Sujet : Re: Splitting in shell (bash)
De : gazelle (at) *nospam* shell.xmission.com (Kenny McCormack)
Groupes : comp.unix.shellDate : 10. Nov 2024, 06:55:31
Autres entêtes
Organisation : The official candy of the new Millennium
Message-ID : <vgphsj$9p84$1@news.xmission.com>
References : 1
User-Agent : trn 4.0-test77 (Sep 1, 2010)
In article <
vgo225$91aq$1@news.xmission.com>,
Kenny McCormack <
gazelle@shell.xmission.com> wrote:
...
First note/caveat: I'm not interested in any solution involving IFS, for
two reasons:
1) IFS-based solutions never work for me.
2) Changing IFS is inherently dangerous, because, well, IFS itself in
inherently dangerous. Yes, I know it has been somewhat de-fanged
recently - but it is still dangerous.
...
This works well, with a couple of caveats:
>
mapfile -td ';' <<< "$foo"
>
Caveats:
1) You can only have one, single character delimiter. It'd be nice if
you could have a reg-exp, like in GAWK.
2) If the output you're processing comes from a process, as is usually
the case, special care must be taken:
>
mapfile -td ';' < <(someprocess | awk 1 ORS=)
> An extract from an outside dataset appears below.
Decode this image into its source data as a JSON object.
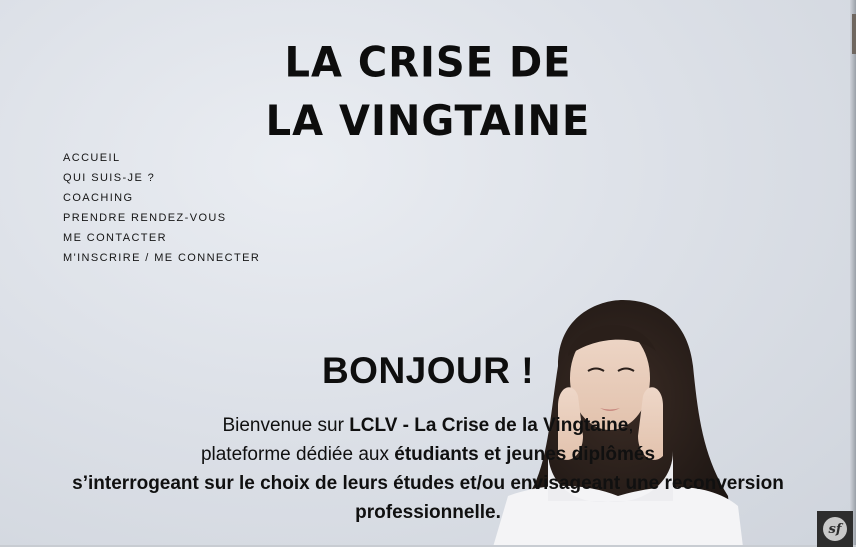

It occured to me after posting this that a somewhat simpler approach would
be to just convert all the delimiters to newlines, like this:
mapfile -t < <(someprocess | sed 's/;/\n/g')
-- 1) The only professionals who refer to their customers as "users" are computer guys and drug dealers.2) The only professionals who refer to their customers as "clients" are lawyers and prostitutes.